Prince Philip will face no further action over his collision with another vehicle near the Queen’s Sandringham estate last month, the Crown Prosecution Service (CPS) said.
On Jan. 17, the Duke of Edinburgh crashed his Land Rover into a Kia carrying two women and a baby – both women required hospital treatment for the injuries they sustained. Two days later, local police issued the monarch “suitable words of advice” after he was pictured driving without a seat belt.
On Feb. 9, the 97-year-old voluntarily gave up his driving license, having apologized to the occupants of the other car in a letter.
“I would like you to know how very sorry I am for my part in the accident,” he wrote, adding that: “The sun was shining low over the main road. In normal conditions I would have no difficulty in seeing traffic coming… but I can only imagine that I failed to see the car coming, and I am very contrite about the consequences.”

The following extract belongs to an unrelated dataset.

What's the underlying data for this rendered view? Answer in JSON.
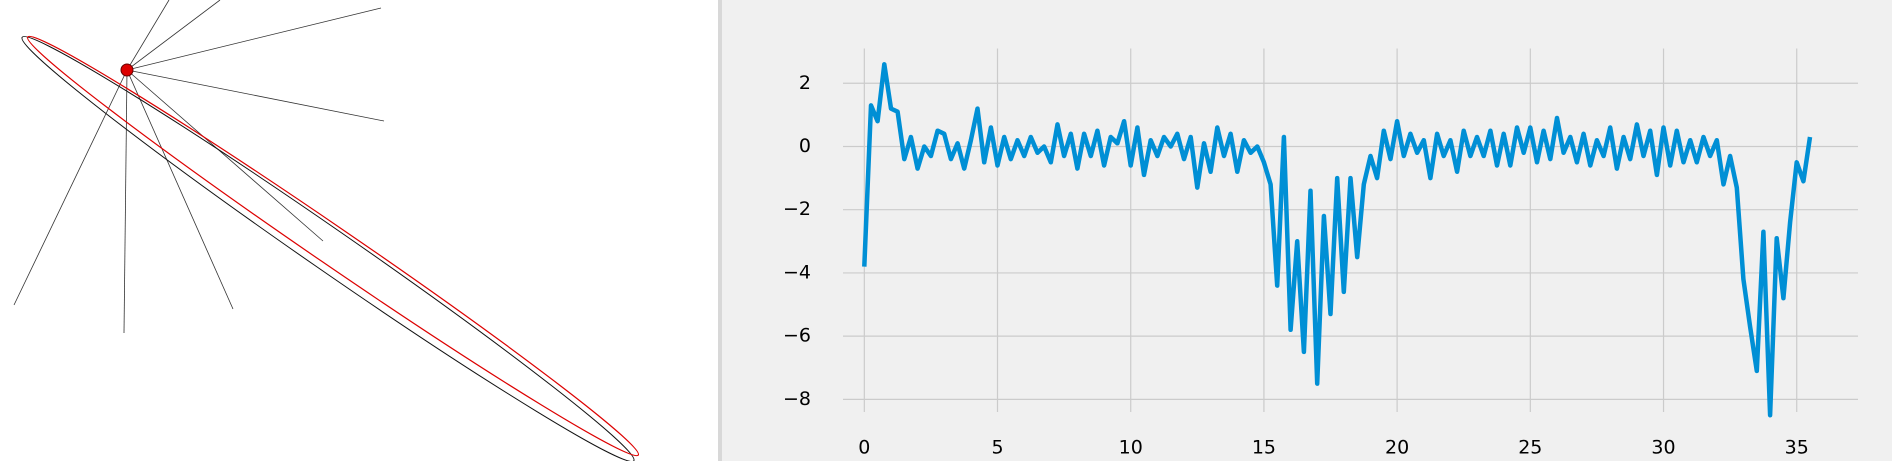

Witnesses described how the Land Rover rolled over before ending up on the other side of the road. A man who helped free the duke from his car said he saw the vehicle “careering, tumbling across the road”. The Prince was unhurt in the accident.
On Thursday, the prosecutors decided it was not in the public interest to prosecute the Queen’s husband. Chris Long, Chief Crown Prosecutor from CPS East of England, said: “We took into account all of the circumstances in this case, including the level of culpability, the age of the driver and the surrender of the driving licence.”
“All those involved in the collision have been informed and provided with a full explanation in writing.”